Kong Rithdee, writing for Variety, seems to be the only journalist in the Thai English-language press relentlessly tracking the moves by the military-installed National Legislative Assembly to pass a restrictive ratings law, which would give the government the power to ban a Thai film from being shown anywhere in the world, if they don't agree with it.
The draft Thai Film and Video Act comes before the NLA tomorrow. Members of the Free Thai Cinema movement, including Apichatpong Weerasethakul, Pen-ek Ratanaruang and Wisit Sasanatieng as well as artists, media reform activists and the Thai Film Foundation, have submitted an open letter to the sub-committee that is debating the law.
The Free Thai Cinema Movement also plans a demonstration in front of Parliament tomorrow.

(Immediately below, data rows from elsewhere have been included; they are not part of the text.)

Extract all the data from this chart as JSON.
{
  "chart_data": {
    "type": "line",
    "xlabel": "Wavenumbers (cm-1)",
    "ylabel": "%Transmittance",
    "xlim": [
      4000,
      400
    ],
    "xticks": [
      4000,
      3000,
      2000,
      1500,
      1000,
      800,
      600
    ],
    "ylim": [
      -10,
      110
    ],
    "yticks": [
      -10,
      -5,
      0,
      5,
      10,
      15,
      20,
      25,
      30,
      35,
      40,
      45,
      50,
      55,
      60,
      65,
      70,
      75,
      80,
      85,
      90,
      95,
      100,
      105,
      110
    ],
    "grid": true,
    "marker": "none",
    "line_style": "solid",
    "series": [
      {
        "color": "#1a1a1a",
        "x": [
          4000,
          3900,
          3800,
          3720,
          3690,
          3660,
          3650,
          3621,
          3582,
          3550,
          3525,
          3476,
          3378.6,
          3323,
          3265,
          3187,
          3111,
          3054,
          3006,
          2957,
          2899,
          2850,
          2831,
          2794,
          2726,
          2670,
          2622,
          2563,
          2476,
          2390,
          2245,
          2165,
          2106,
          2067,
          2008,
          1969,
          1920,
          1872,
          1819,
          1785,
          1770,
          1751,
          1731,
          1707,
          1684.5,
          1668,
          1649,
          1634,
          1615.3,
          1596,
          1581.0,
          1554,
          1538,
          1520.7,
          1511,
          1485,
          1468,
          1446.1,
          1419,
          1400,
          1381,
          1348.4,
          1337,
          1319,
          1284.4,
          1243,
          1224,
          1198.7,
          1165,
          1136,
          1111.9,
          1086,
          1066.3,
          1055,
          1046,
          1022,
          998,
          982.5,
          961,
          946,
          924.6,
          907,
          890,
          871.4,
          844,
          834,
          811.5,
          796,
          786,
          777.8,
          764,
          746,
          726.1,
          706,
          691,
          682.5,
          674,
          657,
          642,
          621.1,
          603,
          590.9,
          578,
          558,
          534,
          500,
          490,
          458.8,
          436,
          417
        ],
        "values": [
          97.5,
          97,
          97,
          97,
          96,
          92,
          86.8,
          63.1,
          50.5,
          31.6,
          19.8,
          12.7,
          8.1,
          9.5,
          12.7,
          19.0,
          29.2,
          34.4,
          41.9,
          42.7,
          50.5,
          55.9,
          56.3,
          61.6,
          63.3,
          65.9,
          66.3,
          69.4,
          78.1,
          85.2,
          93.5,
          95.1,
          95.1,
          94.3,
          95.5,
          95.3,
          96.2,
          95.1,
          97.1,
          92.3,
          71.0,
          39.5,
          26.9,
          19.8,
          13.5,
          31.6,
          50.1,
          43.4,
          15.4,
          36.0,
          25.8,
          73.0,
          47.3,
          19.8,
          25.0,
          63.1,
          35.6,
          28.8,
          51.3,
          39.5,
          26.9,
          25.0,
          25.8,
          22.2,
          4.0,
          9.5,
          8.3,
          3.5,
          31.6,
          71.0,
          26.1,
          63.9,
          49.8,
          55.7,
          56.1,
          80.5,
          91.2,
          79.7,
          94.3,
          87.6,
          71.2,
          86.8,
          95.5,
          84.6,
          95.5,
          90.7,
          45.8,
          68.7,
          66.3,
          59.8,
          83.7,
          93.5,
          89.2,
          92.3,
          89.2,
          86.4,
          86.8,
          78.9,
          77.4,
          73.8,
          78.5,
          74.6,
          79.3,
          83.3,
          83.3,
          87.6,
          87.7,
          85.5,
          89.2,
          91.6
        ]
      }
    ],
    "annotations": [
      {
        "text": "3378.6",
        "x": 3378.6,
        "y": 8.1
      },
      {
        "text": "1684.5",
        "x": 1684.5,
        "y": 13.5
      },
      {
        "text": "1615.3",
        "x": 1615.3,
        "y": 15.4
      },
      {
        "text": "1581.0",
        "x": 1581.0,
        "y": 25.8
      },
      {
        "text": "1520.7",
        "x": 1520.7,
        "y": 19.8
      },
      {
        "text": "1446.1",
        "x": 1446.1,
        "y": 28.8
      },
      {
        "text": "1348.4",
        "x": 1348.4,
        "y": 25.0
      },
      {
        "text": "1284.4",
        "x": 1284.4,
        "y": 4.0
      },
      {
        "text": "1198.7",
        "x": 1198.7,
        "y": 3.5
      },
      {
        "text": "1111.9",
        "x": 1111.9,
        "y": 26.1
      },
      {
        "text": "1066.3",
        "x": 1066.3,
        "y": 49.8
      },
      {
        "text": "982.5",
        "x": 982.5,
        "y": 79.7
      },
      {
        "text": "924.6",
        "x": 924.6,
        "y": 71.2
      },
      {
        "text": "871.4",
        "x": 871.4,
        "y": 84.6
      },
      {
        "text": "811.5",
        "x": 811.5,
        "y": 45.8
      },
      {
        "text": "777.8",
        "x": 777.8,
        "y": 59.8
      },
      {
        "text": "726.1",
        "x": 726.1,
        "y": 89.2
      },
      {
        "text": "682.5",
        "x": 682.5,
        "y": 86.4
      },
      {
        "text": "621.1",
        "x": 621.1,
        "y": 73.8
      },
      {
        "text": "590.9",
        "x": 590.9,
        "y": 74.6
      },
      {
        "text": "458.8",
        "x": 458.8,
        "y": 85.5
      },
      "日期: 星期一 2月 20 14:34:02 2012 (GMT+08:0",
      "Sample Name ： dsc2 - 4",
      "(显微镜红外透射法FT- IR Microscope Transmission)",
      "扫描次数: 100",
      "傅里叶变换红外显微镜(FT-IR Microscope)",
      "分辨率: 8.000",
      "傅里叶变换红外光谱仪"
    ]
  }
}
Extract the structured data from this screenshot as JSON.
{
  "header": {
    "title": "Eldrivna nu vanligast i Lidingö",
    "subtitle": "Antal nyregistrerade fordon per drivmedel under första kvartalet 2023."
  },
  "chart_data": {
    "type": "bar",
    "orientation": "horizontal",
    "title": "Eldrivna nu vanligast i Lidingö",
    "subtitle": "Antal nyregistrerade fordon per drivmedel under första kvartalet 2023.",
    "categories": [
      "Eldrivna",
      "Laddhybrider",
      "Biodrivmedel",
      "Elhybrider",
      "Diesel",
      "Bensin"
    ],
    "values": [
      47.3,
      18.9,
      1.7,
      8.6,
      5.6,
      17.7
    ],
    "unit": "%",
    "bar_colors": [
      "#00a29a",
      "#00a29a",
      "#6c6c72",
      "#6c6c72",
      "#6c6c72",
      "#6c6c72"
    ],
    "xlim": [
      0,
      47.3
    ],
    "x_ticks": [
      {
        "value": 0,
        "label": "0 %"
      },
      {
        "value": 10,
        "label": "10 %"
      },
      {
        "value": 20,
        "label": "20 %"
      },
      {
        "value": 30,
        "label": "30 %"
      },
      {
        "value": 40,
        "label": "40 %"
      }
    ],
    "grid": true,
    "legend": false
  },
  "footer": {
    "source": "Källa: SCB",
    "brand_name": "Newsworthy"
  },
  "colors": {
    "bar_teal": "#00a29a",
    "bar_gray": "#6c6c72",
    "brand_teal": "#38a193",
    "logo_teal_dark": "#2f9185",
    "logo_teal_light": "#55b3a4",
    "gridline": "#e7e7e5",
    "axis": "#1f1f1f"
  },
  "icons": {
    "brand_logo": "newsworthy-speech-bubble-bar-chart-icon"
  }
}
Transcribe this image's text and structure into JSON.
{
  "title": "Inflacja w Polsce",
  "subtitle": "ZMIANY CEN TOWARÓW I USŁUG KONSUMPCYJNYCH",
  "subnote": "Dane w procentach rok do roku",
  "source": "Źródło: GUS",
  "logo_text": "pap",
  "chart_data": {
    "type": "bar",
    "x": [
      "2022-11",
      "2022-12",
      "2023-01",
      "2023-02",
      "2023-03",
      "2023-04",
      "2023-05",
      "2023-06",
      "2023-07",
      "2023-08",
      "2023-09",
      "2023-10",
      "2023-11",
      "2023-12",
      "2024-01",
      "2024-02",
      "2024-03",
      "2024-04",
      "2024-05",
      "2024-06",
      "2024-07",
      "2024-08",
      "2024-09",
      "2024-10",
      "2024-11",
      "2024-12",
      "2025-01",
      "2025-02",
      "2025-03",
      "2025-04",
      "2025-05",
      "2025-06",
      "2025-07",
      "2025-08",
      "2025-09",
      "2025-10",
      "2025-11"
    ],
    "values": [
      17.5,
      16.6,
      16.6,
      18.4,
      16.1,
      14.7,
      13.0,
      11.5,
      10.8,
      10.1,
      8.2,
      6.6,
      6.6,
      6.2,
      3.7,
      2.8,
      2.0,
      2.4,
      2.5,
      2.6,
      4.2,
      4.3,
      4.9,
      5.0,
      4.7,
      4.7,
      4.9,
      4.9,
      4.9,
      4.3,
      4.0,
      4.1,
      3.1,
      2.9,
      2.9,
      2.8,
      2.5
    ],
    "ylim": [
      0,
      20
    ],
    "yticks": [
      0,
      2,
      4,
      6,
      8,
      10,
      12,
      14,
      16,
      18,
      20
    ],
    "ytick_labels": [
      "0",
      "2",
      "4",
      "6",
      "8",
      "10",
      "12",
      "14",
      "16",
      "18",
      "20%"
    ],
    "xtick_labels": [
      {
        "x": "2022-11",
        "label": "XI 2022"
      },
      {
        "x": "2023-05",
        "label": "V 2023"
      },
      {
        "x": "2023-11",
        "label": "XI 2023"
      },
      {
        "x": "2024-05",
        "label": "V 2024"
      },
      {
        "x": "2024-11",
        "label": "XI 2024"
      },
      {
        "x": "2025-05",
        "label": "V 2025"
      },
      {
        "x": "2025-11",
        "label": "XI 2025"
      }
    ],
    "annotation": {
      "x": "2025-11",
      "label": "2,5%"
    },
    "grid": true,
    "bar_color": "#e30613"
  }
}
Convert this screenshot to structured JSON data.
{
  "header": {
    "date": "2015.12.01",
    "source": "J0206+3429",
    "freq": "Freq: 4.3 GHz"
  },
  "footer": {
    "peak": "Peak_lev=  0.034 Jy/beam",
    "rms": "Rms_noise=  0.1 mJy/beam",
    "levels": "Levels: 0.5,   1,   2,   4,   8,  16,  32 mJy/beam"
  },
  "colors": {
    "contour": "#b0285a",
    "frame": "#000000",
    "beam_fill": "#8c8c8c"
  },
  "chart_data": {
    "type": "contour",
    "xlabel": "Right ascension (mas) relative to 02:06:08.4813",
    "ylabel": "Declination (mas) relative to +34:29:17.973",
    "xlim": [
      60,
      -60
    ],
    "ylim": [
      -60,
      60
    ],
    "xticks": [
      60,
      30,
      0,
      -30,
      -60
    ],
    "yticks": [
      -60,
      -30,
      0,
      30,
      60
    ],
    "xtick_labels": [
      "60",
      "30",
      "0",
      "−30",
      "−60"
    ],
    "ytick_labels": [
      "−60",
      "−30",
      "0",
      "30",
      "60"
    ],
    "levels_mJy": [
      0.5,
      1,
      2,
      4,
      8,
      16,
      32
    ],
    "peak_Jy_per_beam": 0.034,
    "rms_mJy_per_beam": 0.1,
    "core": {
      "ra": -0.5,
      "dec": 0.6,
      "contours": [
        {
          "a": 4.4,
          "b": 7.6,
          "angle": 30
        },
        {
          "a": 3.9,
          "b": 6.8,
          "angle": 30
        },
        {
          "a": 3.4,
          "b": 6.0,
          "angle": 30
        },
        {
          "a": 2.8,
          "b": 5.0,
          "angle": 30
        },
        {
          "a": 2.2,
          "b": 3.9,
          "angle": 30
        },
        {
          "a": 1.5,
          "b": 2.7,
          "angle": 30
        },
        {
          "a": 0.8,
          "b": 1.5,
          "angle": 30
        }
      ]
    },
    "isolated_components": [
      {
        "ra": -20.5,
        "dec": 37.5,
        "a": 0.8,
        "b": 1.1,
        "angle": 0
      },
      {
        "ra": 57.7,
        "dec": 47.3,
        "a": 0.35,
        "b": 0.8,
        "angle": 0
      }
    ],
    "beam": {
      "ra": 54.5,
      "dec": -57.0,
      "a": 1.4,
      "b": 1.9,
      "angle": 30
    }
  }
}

It's a race for freedom, with the Free Thai Cinema Movement in a last-ditch attempt to halt a desperation power grab by the conservatives who control the Ministry of Culture to pass a law before the December 23 election.
The act would create a ratings system, which might seem like a positive step for Thailand, which still adheres to a 1930 censorship law. But the ratings system is even more restrictive, with an R-25 rating, restricting some films only to viewers 25 years and older. Then there is the "rated X" category, under which films would be banned if they are deemed to "impact sovereignty, religion, and the monarchy" of Thailand.
Just what constitutes impact? The wording is overly broad. Filmmakers fear it will simply be used as a political tool by politicians and police to ban films they don't agree with or understand.